New insight into East Asian tectonism since the late Mesozoic inferred from erratic inversions of NW-trending faulting within the Bohai Bay Basin
Yiming Liu a,b, Lijun Liu b, Zhiping Wu a,c, Wei Li a, Xin Hao d
Gondwana Research
journal homepage: www.elsevier.com/locate/gr
https://doi.org/10.1016/j.gr.2020.01.022
1342-937X/© 2020 International Association for Gondwana Research. Published by Elsevier B.V. All rights reserved.
Abstract:
The stress state and its dynamic background of East Asia, especially that during the late Mesozoic, remain controversial. We analyze the structural evolution of the Bohai Bay Basin (BBB) and it relationship with the regional tectonic history of East Asia. In particular, we focus on the central BBB NW-trending faults that have received little attention due to their inconspicuous structural features. Here we show that the erratic inversion of these NW trending faults records episodic crustal deformation that is crucial for better understanding the regional tectonism. We find that these faults experienced alternating phases of shortening, stretching and shearing deformation. They initiated as reverse faults during the Late Triassic and reversed to normal faults during the Early Cretaceous. The pre-existing faults determined the development of NW-trending basins, which are synchronous with the peak destruction period of the North China Craton (NCC). The Late Cretaceous marks a stage of regional shortening without magmatism, which we propose to reflect a previously unrecognized period of flat-slab subduction of the Izanagi Plate.

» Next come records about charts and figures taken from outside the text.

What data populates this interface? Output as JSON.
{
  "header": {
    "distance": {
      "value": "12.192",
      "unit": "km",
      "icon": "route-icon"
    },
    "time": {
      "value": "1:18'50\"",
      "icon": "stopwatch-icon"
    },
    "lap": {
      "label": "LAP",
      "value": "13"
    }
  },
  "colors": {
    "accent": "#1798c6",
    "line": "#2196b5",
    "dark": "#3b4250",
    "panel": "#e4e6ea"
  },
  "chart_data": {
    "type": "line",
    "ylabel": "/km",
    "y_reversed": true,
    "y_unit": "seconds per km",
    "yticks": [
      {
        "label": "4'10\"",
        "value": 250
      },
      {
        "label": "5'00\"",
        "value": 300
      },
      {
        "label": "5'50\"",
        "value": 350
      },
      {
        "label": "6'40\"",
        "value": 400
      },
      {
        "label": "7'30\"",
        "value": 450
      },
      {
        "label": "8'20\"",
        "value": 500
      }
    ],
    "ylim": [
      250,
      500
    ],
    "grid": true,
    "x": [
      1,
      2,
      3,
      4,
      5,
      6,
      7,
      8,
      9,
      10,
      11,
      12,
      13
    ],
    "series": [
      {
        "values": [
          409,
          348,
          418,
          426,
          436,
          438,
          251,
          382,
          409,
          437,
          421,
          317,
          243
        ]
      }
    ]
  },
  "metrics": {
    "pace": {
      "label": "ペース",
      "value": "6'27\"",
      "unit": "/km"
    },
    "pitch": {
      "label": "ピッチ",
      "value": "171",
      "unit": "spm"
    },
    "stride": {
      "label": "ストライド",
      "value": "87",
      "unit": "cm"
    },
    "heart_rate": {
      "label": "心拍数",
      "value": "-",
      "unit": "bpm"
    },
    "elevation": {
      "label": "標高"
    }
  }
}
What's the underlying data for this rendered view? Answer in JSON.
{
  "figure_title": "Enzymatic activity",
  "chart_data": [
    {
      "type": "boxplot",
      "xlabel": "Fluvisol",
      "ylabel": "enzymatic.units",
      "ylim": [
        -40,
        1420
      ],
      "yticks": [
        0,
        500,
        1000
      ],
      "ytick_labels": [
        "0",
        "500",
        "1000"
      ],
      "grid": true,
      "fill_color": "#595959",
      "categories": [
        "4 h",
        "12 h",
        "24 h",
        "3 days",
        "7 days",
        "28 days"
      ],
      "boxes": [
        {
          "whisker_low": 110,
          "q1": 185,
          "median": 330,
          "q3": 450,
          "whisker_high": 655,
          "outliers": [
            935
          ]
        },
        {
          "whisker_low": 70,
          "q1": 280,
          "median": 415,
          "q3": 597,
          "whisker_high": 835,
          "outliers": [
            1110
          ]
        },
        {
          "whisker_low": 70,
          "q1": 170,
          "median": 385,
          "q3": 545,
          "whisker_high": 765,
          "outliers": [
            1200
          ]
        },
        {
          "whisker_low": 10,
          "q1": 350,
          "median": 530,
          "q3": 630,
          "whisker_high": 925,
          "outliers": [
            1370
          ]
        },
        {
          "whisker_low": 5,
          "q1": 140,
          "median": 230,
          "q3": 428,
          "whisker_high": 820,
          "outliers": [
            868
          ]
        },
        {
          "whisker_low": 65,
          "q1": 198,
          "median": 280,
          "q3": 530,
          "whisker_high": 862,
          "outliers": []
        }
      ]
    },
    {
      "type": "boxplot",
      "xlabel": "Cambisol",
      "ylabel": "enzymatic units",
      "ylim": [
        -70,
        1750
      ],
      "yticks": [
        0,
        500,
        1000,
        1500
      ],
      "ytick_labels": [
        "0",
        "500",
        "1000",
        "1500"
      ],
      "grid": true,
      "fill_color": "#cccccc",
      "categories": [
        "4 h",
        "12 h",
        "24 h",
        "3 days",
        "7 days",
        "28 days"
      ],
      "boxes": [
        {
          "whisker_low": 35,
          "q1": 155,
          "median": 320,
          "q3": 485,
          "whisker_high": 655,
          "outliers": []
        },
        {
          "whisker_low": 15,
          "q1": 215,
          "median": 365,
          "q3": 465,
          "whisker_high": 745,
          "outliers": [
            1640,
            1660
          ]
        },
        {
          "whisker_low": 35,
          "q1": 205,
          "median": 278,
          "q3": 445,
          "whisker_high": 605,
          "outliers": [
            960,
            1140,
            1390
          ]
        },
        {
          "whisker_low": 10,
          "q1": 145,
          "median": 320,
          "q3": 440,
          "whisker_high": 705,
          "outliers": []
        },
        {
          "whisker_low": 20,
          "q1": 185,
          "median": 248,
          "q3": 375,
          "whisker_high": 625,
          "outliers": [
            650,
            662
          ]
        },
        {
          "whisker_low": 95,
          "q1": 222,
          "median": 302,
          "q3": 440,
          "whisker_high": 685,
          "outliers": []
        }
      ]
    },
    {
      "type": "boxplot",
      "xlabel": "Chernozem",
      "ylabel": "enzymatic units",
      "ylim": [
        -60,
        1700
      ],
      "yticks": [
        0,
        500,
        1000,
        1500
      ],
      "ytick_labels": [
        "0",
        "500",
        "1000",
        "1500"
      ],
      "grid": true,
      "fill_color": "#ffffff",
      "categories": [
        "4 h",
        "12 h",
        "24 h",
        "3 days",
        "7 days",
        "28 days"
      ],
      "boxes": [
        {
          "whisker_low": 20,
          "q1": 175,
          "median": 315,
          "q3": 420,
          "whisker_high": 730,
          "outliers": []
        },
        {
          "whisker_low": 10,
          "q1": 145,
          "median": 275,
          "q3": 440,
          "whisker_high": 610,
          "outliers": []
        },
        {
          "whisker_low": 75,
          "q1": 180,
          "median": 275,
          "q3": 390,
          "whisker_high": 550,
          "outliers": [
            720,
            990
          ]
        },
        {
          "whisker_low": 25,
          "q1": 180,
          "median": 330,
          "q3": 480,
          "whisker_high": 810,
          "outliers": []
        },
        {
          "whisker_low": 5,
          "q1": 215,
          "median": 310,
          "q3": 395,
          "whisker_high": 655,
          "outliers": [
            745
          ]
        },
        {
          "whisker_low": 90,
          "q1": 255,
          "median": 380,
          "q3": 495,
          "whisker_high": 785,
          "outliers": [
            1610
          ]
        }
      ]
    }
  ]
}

During the Early Paleogene (65–40Ma), the reactivation of the NW-trending faults, likely due to the rollback of the oceanic slab, caused intensive rifting of the basin. During the Late Paleogene (40–23 Ma), they transformed to transtensional faulting due to the north-south oblique stretching from the parallel dextral strike-slip bounding faults. From Neogene, the basin entering its post-rift stagewas characterized by the conjugate NE- and NW-trending strike-slip fault systems, likely in response to E-W regional compression.